L'arrêt rendu le 11 janvier 2017 vient, s'il en était besoin, rappeler que la fonction de notaire n'est pas réductible à sa mission statutaire d'authentification. Un notaire a reçu un acte de vente relatif à un bien immobilier situé sur le territoire d'une commune qui avait fait l'objet d'un arrêté interministériel portant reconnaissance à l'état de catastrophe naturelle, consécutivement à deux épisodes de sécheresse. Personnellement informé de l'existence de ce risque, le vendeur n'a, semble-t-il, pas cru devoir le confesser à l'acquéreur et au notaire. Mais alors que l'immeuble vendu subira ensuite d'importants dommages, l'acquéreur, parvenant à rapporter la preuve de l'attitude fautive du vendeur, obtient que ce dernier soit déchu de son droit à se prévaloir du bénéfice de la clause de non-garantie des vices cachés ainsi que sa condamnation à la réparation du préjudice subi. C'est alors que le vendeur assigne le notaire en garantie pour manquement à ses devoirs de sécurité et de conseil. La Cour de cassation rejette le pourvoi formé par le notaire contre l'arrêt d'appel en approuvant les juges du fond d'avoir retenu la responsabilité de ce dernier. Cette décision illustre parfaitement l'étendue de l'obligation de conseil à laquelle est tenu le notaire (I) et dont il ne peut se soustraire motif pris du comportement des parties à l'acte (II). I - Le notaire tenu à un devoir de vigilance absolue

A - Le devoir de conseil consubstantiel à la mission d'authentification

Conférer l'authenticité, accompagnée de son cortège de vertus, n'est pas qu'un privilège pour le notaire. Cette mission l'astreint en contrepartie à un double devoir : le respect dû aux conditions qui président à la réception d'un acte authentique, qui trouve son indissociable prolongement dans l'obligation de conseil (1). Si l'une et l'autre de ces obligations poursuivent un même but, celui d'accorder une foi inébranlable dans l'acte auquel concourt le notaire en sa qualité de détenteur d'une parcelle de l'autorité publique, elles se distinguent par leur source. Alors que la mission d'authentification est précisément réglementée (2), le devoir de conseil obéit à une définition forgée par une jurisprudence dont les contours non précisément consignés dans la loi ne cessent d'évoluer. Cette circonstance n'a rien de surprenant pour peu que l'on s'intéresse à la nature particulière de la responsabilité notariale ; et force est de constater que cette responsabilité se fonde moins sur les relations particulières que le notaire noue avec chacun de ses clients que sur sa qualité d'officier public (3).

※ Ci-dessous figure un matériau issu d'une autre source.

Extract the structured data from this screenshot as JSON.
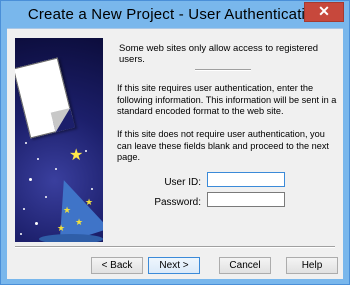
{
  "window": {
    "title": "Create a New Project - User Authentication",
    "close_glyph": "✕"
  },
  "banner": {
    "icons": [
      "page-icon",
      "wizard-hat-icon",
      "star-icon"
    ]
  },
  "content": {
    "intro": "Some web sites only allow access to registered users.",
    "paragraph1": "If this site requires user authentication, enter the following information. This information will be sent in a standard encoded format to the web site.",
    "paragraph2": "If this site does not require user authentication, you can leave these fields blank and proceed to the next page.",
    "user_id_label": "User ID:",
    "user_id_value": "",
    "password_label": "Password:",
    "password_value": ""
  },
  "buttons": {
    "back": "< Back",
    "next": "Next >",
    "cancel": "Cancel",
    "help": "Help"
  },
  "colors": {
    "frame": "#79b7ec",
    "dialog_bg": "#f0f0f0",
    "close_button": "#c7483c",
    "focus_border": "#3b8ad8"
  }
}
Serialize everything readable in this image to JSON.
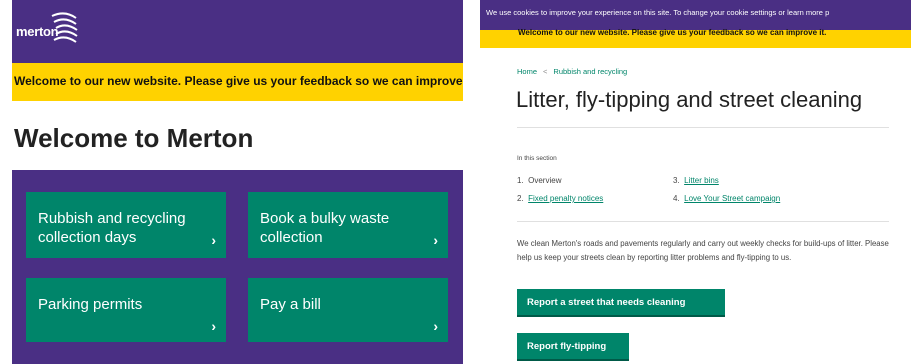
{
  "left": {
    "logo_text": "merton",
    "banner": "Welcome to our new website. Please give us your feedback so we can improve it.",
    "heading": "Welcome to Merton",
    "tiles": [
      {
        "label": "Rubbish and recycling collection days",
        "chevron": "›"
      },
      {
        "label": "Book a bulky waste collection",
        "chevron": "›"
      },
      {
        "label": "Parking permits",
        "chevron": "›"
      },
      {
        "label": "Pay a bill",
        "chevron": "›"
      }
    ]
  },
  "right": {
    "cookie": "We use cookies to improve your experience on this site. To change your cookie settings or learn more p",
    "banner": "Welcome to our new website. Please give us your feedback so we can improve it.",
    "breadcrumb": {
      "home": "Home",
      "separator": "<",
      "current": "Rubbish and recycling"
    },
    "title": "Litter, fly-tipping and street cleaning",
    "in_section": "In this section",
    "toc": [
      {
        "num": "1.",
        "label": "Overview"
      },
      {
        "num": "2.",
        "label": "Fixed penalty notices"
      },
      {
        "num": "3.",
        "label": "Litter bins"
      },
      {
        "num": "4.",
        "label": "Love Your Street campaign"
      }
    ],
    "description": "We clean Merton's roads and pavements regularly and carry out weekly checks for build-ups of litter. Please help us keep your streets clean by reporting litter problems and fly-tipping to us.",
    "buttons": {
      "report_street": "Report a street that needs cleaning",
      "report_flytipping": "Report fly-tipping"
    }
  },
  "colors": {
    "brand_purple": "#4a2f84",
    "banner_yellow": "#ffd200",
    "green": "#00856a"
  }
}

Investi d'une mission d'origine légale, le notaire ne doit pas se borner à une simple transcription de la convention des parties (4), y compris lorsqu'il se contente de rédiger une convention sous seing privé (5), sous peine d'engager sa responsabilité délictuelle (6). Il doit, ainsi que le rappelle ici la Cour de cassation, s'assurer tant de la validité que de l'efficacité des actes qu'il dresse (7). En d'autres termes, le notaire doit à la fois garantir que l'acte n'est affecté d'aucune cause de nullité (8) et, à supposer que cette condition soit remplie, qu'il produira ses effets conformément aux prévisions des parties (9). En l'espèce, abstraction faite du comportement fautif du vendeur sur lequel nous reviendrons, il est reproché au praticien de ne pas avoir assuré l'indispensable efficacité de son acte. Or, cet acte s'est avéré inefficace tant à l'égard de l'acquéreur, devenu propriétaire d'un immeuble affecté d'un vice, que du vendeur, tenu à indemniser ce préjudice en dépit de la stipulation d'une clause de non-garantie des vices cachés, neutralisée par la suite. De ce point de vue, l'arrêt commenté ne présente pas vraiment d'originalité. C'est dans le cadre de l'exercice de sa mission de rédacteur d'un acte de vente se rattachant plus largement à sa mission de service public, que le notaire doit faire montre d'une particulière vigilance à peine d'engager sa responsabilité fonctionnelle (10).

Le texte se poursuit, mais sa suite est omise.